Can you tell us about your childhood? What was your family life like?
Until I was 2 years old, they didn’t think I was going to live. I had pneumonia as a baby, and they said, ‘If he lives till he’s 2, he’s got a chance.’ I was the 10th of 10 children, so I got just an awful lot of babying and attention from everybody.
You’re a very proud native son of West Allis, aren’t you?
Growing up in West Allis meant a lot to me. Our parish, Holy Assumption, was there, and mom was very faithful and went to daily Mass. Dad went to daily Mass, too, but he had to leave at 10 to seven to get over to Allis Chalmers, where he was the supervisor in the tool room. Our eighth-grade class graduated in the 50th anniversary year of the parish’s founding — 1952 — and we picked up a sense of how special that parish was. We met up at our 25th anniversary of graduation, and we started meeting regularly every 10, 12, 15 years for a big gathering to celebrate the gift we had been given at Holy Assumption.
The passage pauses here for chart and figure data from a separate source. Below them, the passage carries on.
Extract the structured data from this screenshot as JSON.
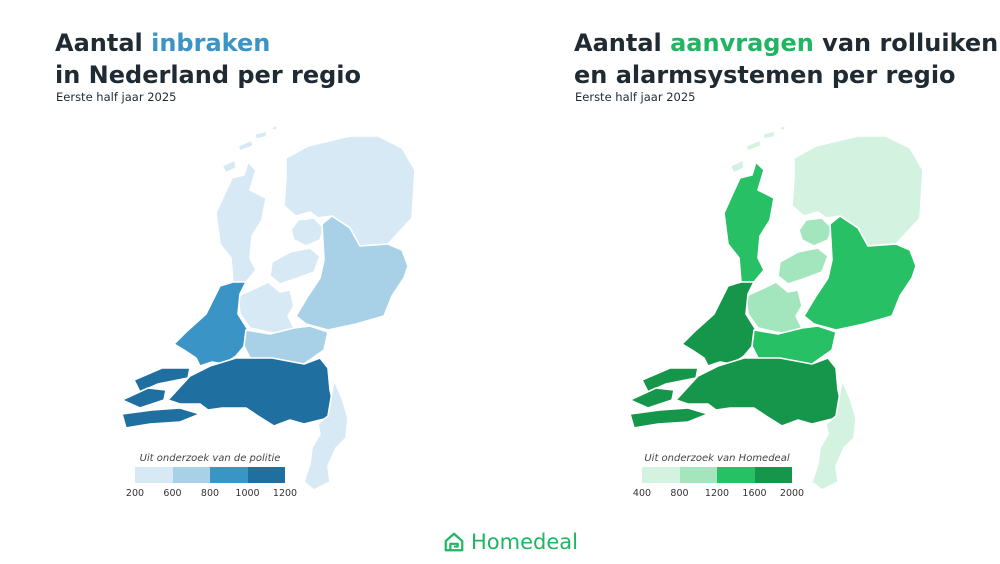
{
  "left_panel": {
    "title_part1": "Aantal ",
    "title_highlight": "inbraken",
    "title_line2": "in Nederland per regio",
    "subtitle": "Eerste half jaar 2025",
    "legend_caption": "Uit onderzoek van de politie",
    "legend_ticks": [
      "200",
      "600",
      "800",
      "1000",
      "1200"
    ],
    "legend_colors": [
      "#d6e9f5",
      "#a8d1e8",
      "#3a94c6",
      "#1f6fa1"
    ],
    "highlight_color": "#3a94c6"
  },
  "right_panel": {
    "title_part1": "Aantal ",
    "title_highlight": "aanvragen",
    "title_part2": " van rolluiken",
    "title_line2": "en alarmsystemen per regio",
    "subtitle": "Eerste half jaar 2025",
    "legend_caption": "Uit onderzoek van Homedeal",
    "legend_ticks": [
      "400",
      "800",
      "1200",
      "1600",
      "2000"
    ],
    "legend_colors": [
      "#d3f2df",
      "#a3e6be",
      "#27c065",
      "#15964a"
    ],
    "highlight_color": "#20b562"
  },
  "brand": {
    "name": "Homedeal",
    "icon": "house-icon",
    "color": "#20b562"
  },
  "map_data": {
    "inbraken": {
      "Noord": 1,
      "Noord-Holland": 1,
      "Flevoland": 1,
      "Utrecht": 1,
      "Oost": 2,
      "Zuid-Holland": 3,
      "Midden-Nederland": 2,
      "Zeeland": 4,
      "Brabant": 4,
      "Limburg": 1
    },
    "aanvragen": {
      "Noord": 1,
      "Noord-Holland": 3,
      "Flevoland": 2,
      "Utrecht": 2,
      "Oost": 3,
      "Zuid-Holland": 4,
      "Midden-Nederland": 3,
      "Zeeland": 4,
      "Brabant": 4,
      "Limburg": 1
    }
  }
}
How did music play a role in your early life?
Music was just a big, big part of our life. My mom had a beautiful voice, and she and dad would go see movies, and she would remember the songs, lyrics and melodies. She just had a good ear. The same was true of my sister, Sr. Ancele — she never thought much about notes when she started playing the piano. It was because mom would hum a tune and say, “Now you go play that on the piano.” We would gather after dishes in the evening around the piano, and my sister would play and we would all sing.
What part did music play in your vocation?
When I was in seventh grade, my sister joined the convent. When she left, it was like the music went out of our home. It was just a big gap. I had signed up for an interest card for going to the Salvatorian Seminary in St. Nazianz, and the priest who passed out the cards came to visit. Mom and dad and I talked with him for a bit, and he saw the piano there and he said, “Do you mind if I play?” He sat down and played that piano, and I thought to myself, “This is what I’m missing.” It struck me that way. And I said, “If he represents music like this at that seminary that he teaches at, that’s the place for me.”
You later went on to study at Saint Frances de Sales Seminary, but your formation was done overseas. What was that like?
I went to Innsbruck to study, and that was a joy. My mom had been born in Austria, (and) came over at the age of 10 in 1907, but she still remembered her German. I got to meet her relatives in Austria and bonded with them. When I was ordained in 1964, she and my priest brother came over for the ordination, and we had my first Mass in the little town in Austria that mom grew up in. It was the biggest kind of celebration we could have. All of my mom’s first cousins that were still living came. It was a marvelous celebration.
What do you enjoy doing in your free time?
I enjoy biking, and I used to do a lot of hiking. I’ve done some camping all over the United States with Fr. Jerry Hudziak and Fr. Dick Molter. We even camped in Hawaii. I also had a very special friendship with Fr. Mel Michalski while he was alive — we got to know each other in Austria — and we did an awful lot of things together over the years before he died. We used to get out to Sun City, Arizona, quite regularly. He taught me the meaning of gift-giving. When he gave a gift, it was always a quality gift.
Can you tell us about your love of nature? Is that spiritually significant for you?
I love sunrises and stargazing, being on lakes and rivers — all of those things are really just part of what we need to learn from. Every time you see something that’s a little odd in nature, you’re learning another lesson. It can be as simple as waking up to how you didn’t appreciate something in life, or how you weren’t fit for a certain job. Nature will reveal that to you — which are things that really count, and which are things that don’t.
What is a topic you love to preach on?
One is forgiveness, and it mainly has to do with my own need for forgiveness. Nobody’s born perfect and nobody’s going to die perfect. The other one is that this God of ours doesn’t give up on us. He’s always there for support no matter what things we run into.